BISMARCK, N.D. – Differing rates of recovery for rainbow smelt in two Missouri River reservoirs in the Dakotas since the devastating 2011 flood have resulted in booming salmon egg collections in Lake Sakakawea this year but sagging collections in Lake Oahe.

The collections are important because the eggs are raised into young fish in hatcheries and then stocked into the fisheries, maintaining a healthy population of the popular sport fish that isn’t native to the region and doesn’t reproduce naturally.

Collections in Lake Sakakawea this year totalled about 2 million eggs — a four-fold increase over 2015, according to Dave Fryda, Missouri River system supervisor for the North Dakota Game and Fish Department.

That’s enough eggs to stock about 400,000 young fish in the lake next year. Officials also collected enough to give about 450,000 eggs to South Dakota, where collections in Lake Oahe this year totalled only 388,000, roughly half the long-term average.

The donated eggs “should help us get very close to the number of fish we intend to stock next year … around 320,000 total,” said Will Sayler, fisheries program administrator for South Dakota Game, Fish and Parks.

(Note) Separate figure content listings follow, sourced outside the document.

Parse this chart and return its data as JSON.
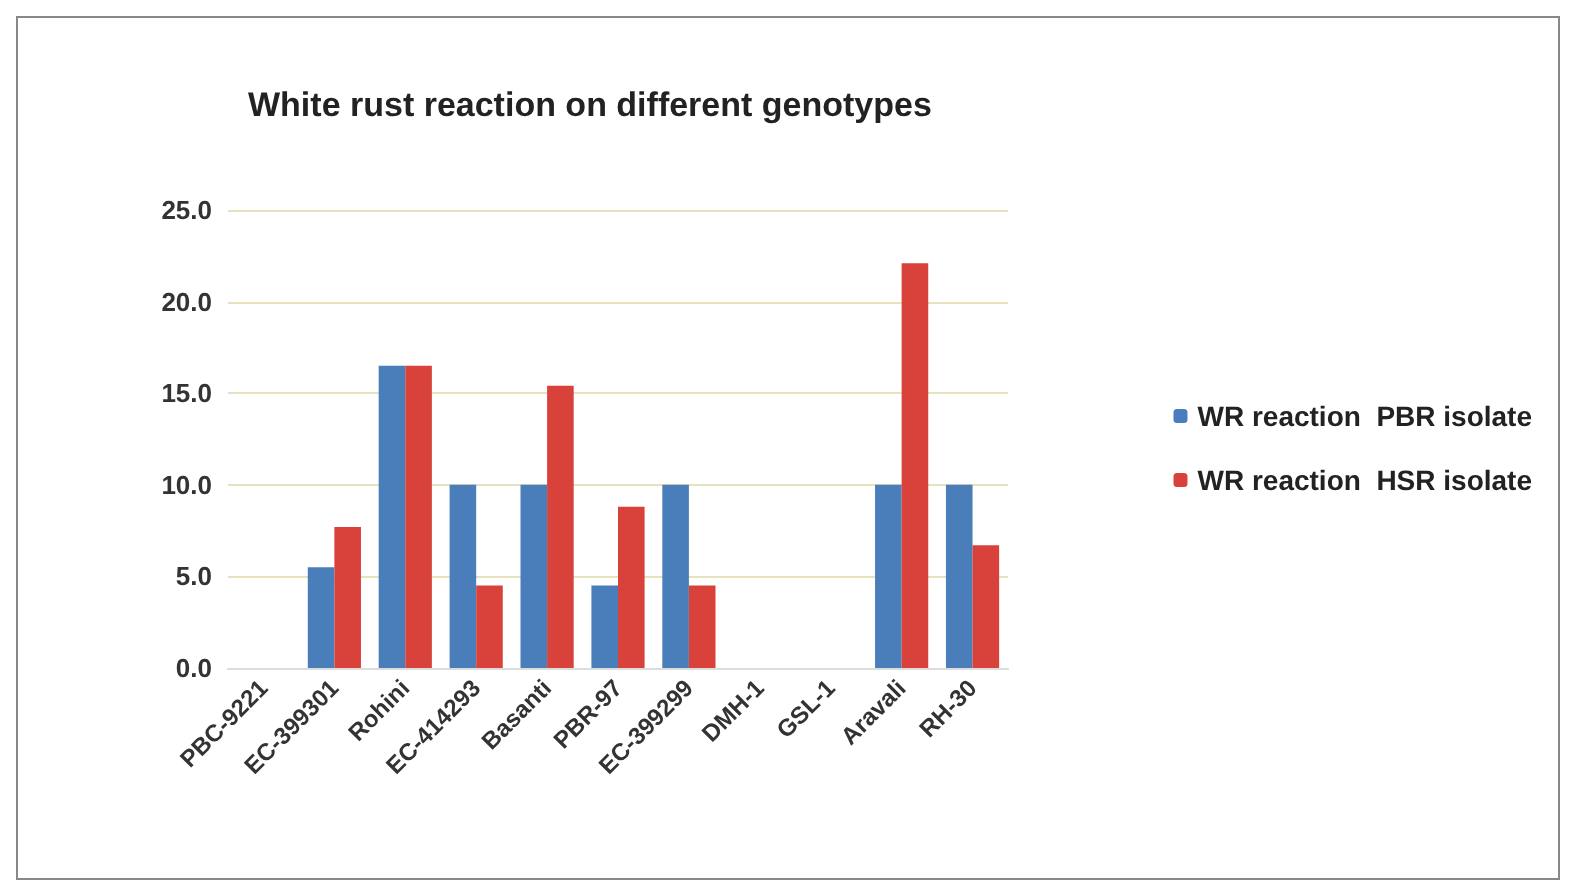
{
  "chart_data": {
    "type": "bar",
    "title": "White rust reaction on different genotypes",
    "categories": [
      "PBC-9221",
      "EC-399301",
      "Rohini",
      "EC-414293",
      "Basanti",
      "PBR-97",
      "EC-399299",
      "DMH-1",
      "GSL-1",
      "Aravali",
      "RH-30"
    ],
    "series": [
      {
        "name": "WR reaction  PBR isolate",
        "color": "#4a7ebb",
        "values": [
          0,
          5.5,
          16.5,
          10,
          10,
          4.5,
          10,
          0,
          0,
          10,
          10
        ]
      },
      {
        "name": "WR reaction  HSR isolate",
        "color": "#d9423a",
        "values": [
          0,
          7.7,
          16.5,
          4.5,
          15.4,
          8.8,
          4.5,
          0,
          0,
          22.1,
          6.7
        ]
      }
    ],
    "ylim": [
      0,
      25
    ],
    "yticks": [
      {
        "value": 0,
        "label": "0.0"
      },
      {
        "value": 5,
        "label": "5.0"
      },
      {
        "value": 10,
        "label": "10.0"
      },
      {
        "value": 15,
        "label": "15.0"
      },
      {
        "value": 20,
        "label": "20.0"
      },
      {
        "value": 25,
        "label": "25.0"
      }
    ],
    "grid": "y",
    "legend": "right"
  }
}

The difference in the collections in the two lakes is largely tied to the amount of smelt, a favourite food of Chinook salmon. More smelt means more salmon from which to collect eggs. Severe flooding along the Missouri River five years ago caused by heavy spring snowmelt and rains flushed millions of smelt through the Sakakawea and Oahe dams.

“When prey fish populations crash, they don’t come back at the same rate,” Sayler said.

In 2014, near-perfect spring water levels and temperatures along with favourable weather on Lake Sakakawea provided pristine conditions for smelt, according to North Dakota Fisheries Chief Greg Power.

“We had a phenomenal year class (of smelt) in 2014, one of the best ever,” he said. “Smelt numbers in Oahe aren’t near what they are in Sakakawea right now.”

Sharing of salmon eggs by wildlife agencies in the Dakotas and Montana is nothing new. Eggs can’t be brought in from other areas of the country because of the risk of disease.

“It’s a nice deal — give and take,” Power said. “We can exchange between the three states pretty easily.”

Montana didn’t need any eggs from North Dakota this year because collections at the Fort Peck reservoir on the Missouri were at a record level due mainly to a rebounding lake herring population, according to Heath Headley, fisheries biologist with Montana Fish, Wildlife and Parks.

Power thinks salmon egg collections in Lake Sakakawea will remain prosperous in coming years, as well.

“Salmon anglers are going to have big smiles on their faces the next year or two,” he said.